The problem with file manager is that a lot of the information regarding where things are stored (and why), and what documents are (without looking at them), is stored in the users brain. This poses problems for different users and the forgetfull. A summary document with links to all documents would solve this problem. The summary document would be like a home page of a website, with categories and links to every document.

Simple cat autofeeder

Cat autofeeders are ridiculously expensive. Yet an autofeeder for dry food could be done so simply. Get an alarm clock. Wire a motor into the buzzer. Use the buzzer to drive a notched wheel that allows food to fall from a silo into a chute. Set the alarm.

Losing a part of yourself

We are our memories. The objects around us, particularly souvenirs, keepsakes and photographs help us to remember. The people around us help us remember. We are what we own and our relationships. If we lose an object or a person, we lose part of ourself.

Ease of liquidation

We need to make it quicker to liquidation companies to reduce the waste of resource during the liquidation process. Companies should be required to report a liquidation statement in their financial statements, which would be audited and published. This way, the information necessary to quickly liquidate a company would be readily available.

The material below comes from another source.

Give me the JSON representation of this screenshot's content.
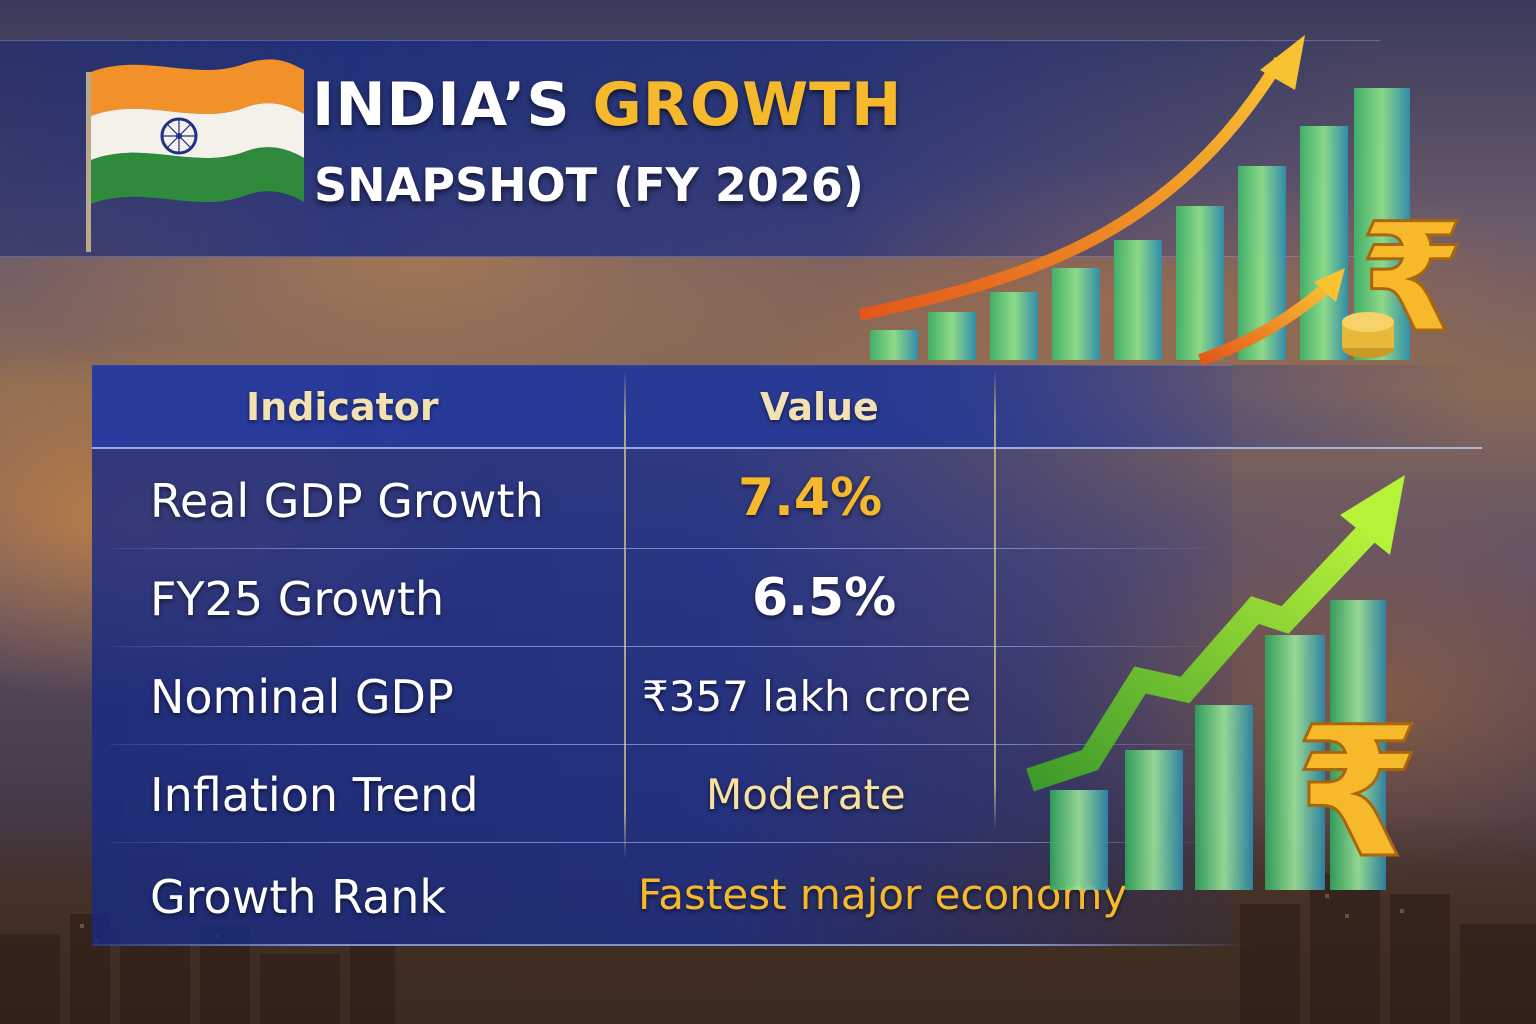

All internal documents on a wiki system

It should be possible to put all internal documents of an organisation on a wiki-system that allows anyone to edit documents, anyone to create documents and, most importantly, allows the recording of meta-information about documents. All documents in the organisation should be linked in together (no orphans).

As some information in an organisation is confidential, sections of the wiki could be locked-off (similar to a file system). Similarly, some documents could be declared as records (e.g. internal policies) to prevent tampering.

Organisational timelines

Time is one of the most effective ways of organising information. Organisations should put timelines on their websites and intranets with as much date-related information on them as possible: both events (happen at a single unit of time, e.g. day) and periods (happen over a multiple periods of time). Each entry on the timeline should be a link to further information.

The user should be able to filter the information by tags, such as appointments (showing when board members were appointed and left) and publications (when a document was published). An internal intranet timeline should act as a wiki so any staff member can add events.